System logging is essential for diagnosing problems, auditing activity, and maintaining security on Debian 12. When rsyslog is not installed, Debian relies on alternative logging mechanisms, most notably systemd-journald. Understanding how to work with these tools allows you to efficiently read and interpret system logs, even in environments where traditional syslog daemons are absent.

Reading Logs with systemd-journald and journalctl

Step 1: Use journalctl to view logs collected by systemd-journald. This is the default logging mechanism on Debian 12, and it stores logs in a binary format for performance and reliability. Open a terminal and run:

journalctl

This command displays all system logs in chronological order. You can scroll through the output or use pagination tools like less for easier navigation.

Step 2: To filter logs by time, boot session, or service, use specific journalctl options. For example, to view logs from the current boot only:

journalctl -b

To display logs for a particular service, such as ssh:

journalctl -u ssh.service

These filters help you quickly pinpoint issues related to recent changes or specific system components.

Step 3: If you need real-time updates, similar to tail -f with traditional log files, use:

journalctl -f

This command streams new log entries as they are written, which is useful for monitoring ongoing processes or troubleshooting live issues.

Step 4: For persistent log storage, ensure that systemd-journald is configured to keep logs across reboots. By default, logs may be stored in memory and lost after a restart. To enable persistent logging, create the following directory (if it does not exist):

sudo mkdir -p /var/log/journal

Restart the journal service to apply changes:

sudo systemctl restart systemd-journald

With this setup, logs will be saved under /var/log/journal/ and survive system reboots.


Accessing Traditional Log Files

Step 1: Check for existing plain-text log files in /var/log/. Some applications and services write directly to log files even without rsyslog. For example, /var/log/auth.log or /var/log/syslog may still exist on your system.

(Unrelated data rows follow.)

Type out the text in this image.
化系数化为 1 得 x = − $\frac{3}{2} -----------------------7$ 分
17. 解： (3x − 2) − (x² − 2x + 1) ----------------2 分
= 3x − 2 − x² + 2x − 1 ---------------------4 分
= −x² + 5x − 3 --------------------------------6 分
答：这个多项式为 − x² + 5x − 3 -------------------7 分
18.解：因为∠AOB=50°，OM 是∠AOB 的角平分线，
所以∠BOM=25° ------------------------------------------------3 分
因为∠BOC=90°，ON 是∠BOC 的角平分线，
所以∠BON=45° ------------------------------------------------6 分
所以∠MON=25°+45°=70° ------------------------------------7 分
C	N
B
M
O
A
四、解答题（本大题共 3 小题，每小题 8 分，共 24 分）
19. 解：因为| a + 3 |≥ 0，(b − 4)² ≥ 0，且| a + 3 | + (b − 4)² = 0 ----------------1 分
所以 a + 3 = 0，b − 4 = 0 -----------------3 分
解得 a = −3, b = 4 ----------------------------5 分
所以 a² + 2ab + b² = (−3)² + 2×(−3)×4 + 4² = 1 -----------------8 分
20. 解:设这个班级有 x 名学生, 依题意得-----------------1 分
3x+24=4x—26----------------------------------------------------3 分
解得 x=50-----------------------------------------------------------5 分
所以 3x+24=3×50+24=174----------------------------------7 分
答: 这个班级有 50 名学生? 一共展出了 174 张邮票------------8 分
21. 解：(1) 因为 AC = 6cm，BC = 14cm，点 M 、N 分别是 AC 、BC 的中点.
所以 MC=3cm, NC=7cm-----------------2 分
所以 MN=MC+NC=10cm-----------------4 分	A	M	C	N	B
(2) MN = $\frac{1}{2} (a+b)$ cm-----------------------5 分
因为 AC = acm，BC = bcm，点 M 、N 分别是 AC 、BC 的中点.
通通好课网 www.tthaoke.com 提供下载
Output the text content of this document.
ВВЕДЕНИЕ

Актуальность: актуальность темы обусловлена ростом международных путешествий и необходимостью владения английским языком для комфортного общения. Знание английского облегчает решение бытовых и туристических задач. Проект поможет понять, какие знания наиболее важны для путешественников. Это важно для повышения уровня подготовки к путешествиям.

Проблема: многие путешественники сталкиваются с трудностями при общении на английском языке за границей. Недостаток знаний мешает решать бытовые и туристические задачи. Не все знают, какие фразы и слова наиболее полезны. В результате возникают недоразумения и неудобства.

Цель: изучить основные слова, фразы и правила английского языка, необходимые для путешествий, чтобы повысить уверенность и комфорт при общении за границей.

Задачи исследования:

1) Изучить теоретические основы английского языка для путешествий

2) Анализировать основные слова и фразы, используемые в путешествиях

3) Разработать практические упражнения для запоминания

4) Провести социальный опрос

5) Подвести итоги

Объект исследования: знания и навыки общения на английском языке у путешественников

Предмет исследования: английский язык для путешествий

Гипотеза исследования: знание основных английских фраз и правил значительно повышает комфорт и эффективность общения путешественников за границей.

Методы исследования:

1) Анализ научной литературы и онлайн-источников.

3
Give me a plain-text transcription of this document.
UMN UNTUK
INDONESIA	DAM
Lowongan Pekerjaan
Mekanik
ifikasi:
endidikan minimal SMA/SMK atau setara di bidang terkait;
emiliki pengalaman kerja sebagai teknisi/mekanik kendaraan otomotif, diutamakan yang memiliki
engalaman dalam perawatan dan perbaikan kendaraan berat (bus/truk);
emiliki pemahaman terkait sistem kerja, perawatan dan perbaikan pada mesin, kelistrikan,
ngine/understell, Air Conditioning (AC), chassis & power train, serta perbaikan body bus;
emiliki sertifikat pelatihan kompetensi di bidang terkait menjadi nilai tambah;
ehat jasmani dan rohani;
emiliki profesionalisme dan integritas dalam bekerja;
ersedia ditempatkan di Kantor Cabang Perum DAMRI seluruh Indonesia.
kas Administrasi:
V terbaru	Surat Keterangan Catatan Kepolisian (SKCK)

Step 2: Use cat, less, or tail to read these files. For example, to view the last 50 lines of auth.log:

sudo tail -n 50 /var/log/auth.log

These methods are useful for services that do not rely on systemd-journald and still use legacy logging.


Exporting and Converting systemd Journal Logs

Step 1: Export logs from the journal to a plain-text file for sharing or archival. Use:

journalctl > system-logs.txt

This command saves all logs to system-logs.txt in your current directory. You can adjust filters to export only relevant logs, such as logs from a specific service or timeframe.

Step 2: Convert binary journal logs to a human-readable format using journalctl --output options. For example, to export logs in JSON format:

journalctl -o json > logs.json

This approach is helpful for automated log analysis or integrating with log management tools.


Exploring system logs on Debian 12 without rsyslog is straightforward with journalctl and the systemd journal. These methods provide flexible ways to monitor, filter, and export logs for troubleshooting and maintenance.